Türkiye ‘nin Avrasyalaşma projesi, aslında eskiden beri olan ve hem ekonomik, hem coğrafi, hem de sosyokültürel anlamda içinde mutlaka içinde yer alması gereken bir projedir. Geçen günlerde Avrasya Yerel Yönetimler Birliği Başkanı, Dr. Hasan Cengiz ile yaptığımız sohbetimizde de dile getirdiğimiz gibi, projeyi yine coğrafi açılardan yorumlayarak anlamaya çalışalım.

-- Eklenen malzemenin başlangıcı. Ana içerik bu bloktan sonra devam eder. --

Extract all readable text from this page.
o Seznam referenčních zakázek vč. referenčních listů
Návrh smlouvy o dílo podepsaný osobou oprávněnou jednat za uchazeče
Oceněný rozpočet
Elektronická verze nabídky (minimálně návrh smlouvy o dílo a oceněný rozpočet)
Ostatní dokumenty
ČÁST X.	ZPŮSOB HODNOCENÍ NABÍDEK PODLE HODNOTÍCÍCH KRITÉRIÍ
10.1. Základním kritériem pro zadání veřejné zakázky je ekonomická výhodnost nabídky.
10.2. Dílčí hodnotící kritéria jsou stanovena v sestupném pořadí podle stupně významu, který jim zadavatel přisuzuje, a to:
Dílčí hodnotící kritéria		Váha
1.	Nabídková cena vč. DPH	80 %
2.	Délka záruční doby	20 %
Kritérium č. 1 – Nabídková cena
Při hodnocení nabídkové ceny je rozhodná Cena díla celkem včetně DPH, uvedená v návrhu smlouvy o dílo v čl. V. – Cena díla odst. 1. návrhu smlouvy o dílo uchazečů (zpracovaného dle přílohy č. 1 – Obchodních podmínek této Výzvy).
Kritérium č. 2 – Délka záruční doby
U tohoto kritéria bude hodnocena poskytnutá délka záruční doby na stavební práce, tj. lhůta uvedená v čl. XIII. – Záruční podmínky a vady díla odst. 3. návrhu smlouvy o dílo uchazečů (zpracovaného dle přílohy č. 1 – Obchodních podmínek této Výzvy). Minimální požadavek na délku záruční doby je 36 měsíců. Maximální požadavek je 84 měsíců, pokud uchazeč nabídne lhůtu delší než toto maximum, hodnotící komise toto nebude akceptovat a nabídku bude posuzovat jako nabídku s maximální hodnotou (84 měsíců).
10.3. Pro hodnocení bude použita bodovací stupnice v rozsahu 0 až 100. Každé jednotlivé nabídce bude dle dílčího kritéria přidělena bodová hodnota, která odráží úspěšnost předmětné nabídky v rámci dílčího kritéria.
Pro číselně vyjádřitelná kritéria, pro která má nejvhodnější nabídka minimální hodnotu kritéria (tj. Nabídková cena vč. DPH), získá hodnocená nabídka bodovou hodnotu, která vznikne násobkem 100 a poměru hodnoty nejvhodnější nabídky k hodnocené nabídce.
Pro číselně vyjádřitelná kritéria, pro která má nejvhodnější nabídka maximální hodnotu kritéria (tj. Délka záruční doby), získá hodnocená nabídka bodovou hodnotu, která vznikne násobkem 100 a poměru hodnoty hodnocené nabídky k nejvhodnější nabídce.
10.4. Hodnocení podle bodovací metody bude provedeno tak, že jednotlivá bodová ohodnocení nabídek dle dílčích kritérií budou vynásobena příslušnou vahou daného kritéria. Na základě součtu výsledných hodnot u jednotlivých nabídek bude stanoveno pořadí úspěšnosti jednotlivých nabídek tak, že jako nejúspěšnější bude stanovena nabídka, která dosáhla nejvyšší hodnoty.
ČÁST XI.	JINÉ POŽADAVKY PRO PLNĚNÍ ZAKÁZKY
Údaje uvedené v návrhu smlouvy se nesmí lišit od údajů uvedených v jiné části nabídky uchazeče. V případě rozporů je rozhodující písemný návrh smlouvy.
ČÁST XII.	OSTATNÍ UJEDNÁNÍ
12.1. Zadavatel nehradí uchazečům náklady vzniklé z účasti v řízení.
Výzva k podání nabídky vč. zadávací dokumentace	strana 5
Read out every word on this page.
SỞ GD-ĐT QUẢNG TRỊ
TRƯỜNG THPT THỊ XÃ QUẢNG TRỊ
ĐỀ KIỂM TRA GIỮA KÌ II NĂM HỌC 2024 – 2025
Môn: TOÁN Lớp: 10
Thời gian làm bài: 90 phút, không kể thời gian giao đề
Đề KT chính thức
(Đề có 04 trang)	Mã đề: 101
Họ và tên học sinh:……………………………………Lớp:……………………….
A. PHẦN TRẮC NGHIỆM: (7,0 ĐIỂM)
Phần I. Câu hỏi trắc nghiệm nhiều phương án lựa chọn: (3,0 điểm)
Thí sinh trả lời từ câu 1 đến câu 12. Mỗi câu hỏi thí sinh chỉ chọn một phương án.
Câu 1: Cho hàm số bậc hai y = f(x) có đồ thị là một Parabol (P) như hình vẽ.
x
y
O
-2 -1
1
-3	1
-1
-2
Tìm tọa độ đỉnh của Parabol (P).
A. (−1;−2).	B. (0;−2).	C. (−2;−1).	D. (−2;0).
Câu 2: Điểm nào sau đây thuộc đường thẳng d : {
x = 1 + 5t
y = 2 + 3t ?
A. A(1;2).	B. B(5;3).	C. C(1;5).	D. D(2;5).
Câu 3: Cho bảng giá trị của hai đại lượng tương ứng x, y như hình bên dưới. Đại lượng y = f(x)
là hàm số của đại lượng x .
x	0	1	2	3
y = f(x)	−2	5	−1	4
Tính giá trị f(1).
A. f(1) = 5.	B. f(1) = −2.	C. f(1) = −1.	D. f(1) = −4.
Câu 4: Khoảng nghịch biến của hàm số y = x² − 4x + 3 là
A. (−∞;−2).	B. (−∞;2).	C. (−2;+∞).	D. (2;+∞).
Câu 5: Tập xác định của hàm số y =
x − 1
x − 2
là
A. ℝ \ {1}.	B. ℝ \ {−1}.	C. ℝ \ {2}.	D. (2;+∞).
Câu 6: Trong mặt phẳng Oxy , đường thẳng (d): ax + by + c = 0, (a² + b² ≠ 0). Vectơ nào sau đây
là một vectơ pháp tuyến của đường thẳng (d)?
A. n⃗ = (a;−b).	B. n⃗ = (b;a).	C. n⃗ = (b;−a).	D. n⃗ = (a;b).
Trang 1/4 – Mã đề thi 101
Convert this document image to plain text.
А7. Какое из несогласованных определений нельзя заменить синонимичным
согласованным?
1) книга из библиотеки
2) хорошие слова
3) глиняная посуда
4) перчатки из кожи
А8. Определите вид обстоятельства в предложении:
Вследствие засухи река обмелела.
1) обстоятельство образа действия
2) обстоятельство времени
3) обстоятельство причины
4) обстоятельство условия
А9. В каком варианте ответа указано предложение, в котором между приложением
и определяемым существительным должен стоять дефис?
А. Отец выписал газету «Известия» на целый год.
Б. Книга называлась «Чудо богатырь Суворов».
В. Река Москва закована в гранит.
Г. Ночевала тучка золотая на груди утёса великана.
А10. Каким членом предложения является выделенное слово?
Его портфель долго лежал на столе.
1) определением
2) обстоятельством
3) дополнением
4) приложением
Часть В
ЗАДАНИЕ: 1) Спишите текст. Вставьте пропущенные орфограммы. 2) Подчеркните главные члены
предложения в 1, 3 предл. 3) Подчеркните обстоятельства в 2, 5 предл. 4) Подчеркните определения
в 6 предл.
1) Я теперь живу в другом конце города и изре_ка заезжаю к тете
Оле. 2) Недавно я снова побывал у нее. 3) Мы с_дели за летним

Avrasya denilen bölge, Ötüken ‘den Viyana ‘ya, Kuzey Afrika ‘dan Güney Kafkasya ‘ya, anayurttan atayurda kadar; Avrupa, Asya ve Afrika kıtalarını kapsayan geniş bir coğrafyadır. Şöyle bir haritaya baktığımızda, bu coğrafyanın merkezinde, üç kıtayı da birbirine bağlayan, yarımada şeklinde etrafı denizlerle çevrili, bizden başka bir ülke var mıdır? Tabi ki hayır diyerek, sorularımızın seviyesini ve şiddetini arttırarak ilerleyelim. Orta Asya denilen bölge, eskiden beri Türk vatanı değil midir? Evet, burası bizim atayurdumuzdur. Buradaki Türk kardeşlerimizle, soydaşlarımızla kucaklaşmak istemiyor muyuz? İstiyoruz. İşte Turancılık fikri karşımızdadır. Batı Asya dediğimiz yer, Ortadoğu değil midir? Evet, burası ilahi dinlerin kutsal topraklarının bulunduğu, ortak ve medenice bir arada yaşanılması gereken bir bölgedir. Buradaki Müslüman kardeşlerimizle kucaklaşmak istemiyor muyuz? Elbette istiyoruz. İşte burada da Türk-İslam birliği düşüncesi karşımızdadır. Kuzey Asya dediğimiz yer, emperyalist güçlere karşı birlikte savaş verdiğimiz, Kurtuluş Mücadelemiz ‘de bizim yanımızda olan ve aynı jeopolitik kaderi paylaştığımız, Rusya Federasyonu değil midir? Komşumuz Azerbaycan bizim kardeşimiz değil midir? Arap Yarımadası ‘na açılan kapı komşularımız İran, Irak ve Suriye; bizim kader birliği yaptığımız, kültürel ve tarihsel yoldaşlarımız değil midir? Doğu Asya dediğimiz yer, bizim en büyük ticaret ortağımız olan Çin, değil midir? Ekonomimizin böyle sıkıştığı ve ticaret ihtiyacımızın böylesine arttığı bir dönemde, neden Çin ile yeni ticari anlaşmalar yapıp, ekonomimize olumlu katkılar sunmayalım ki? Kaldı ki aynı şekilde, gözlerimizden ve zihinlerimizden kaçırılmaya çalışıldığı gibi, bu projenin Avrupa ayağı yok mudur? Dünya, yakın zamanda tamamlanacak olan, Londra ‘dan Pekin ‘e uzanan bir ticaret ağı ile, örülmedi mi? Avrupalılar, bizim en büyük ticari ortaklarımızdan değil midir?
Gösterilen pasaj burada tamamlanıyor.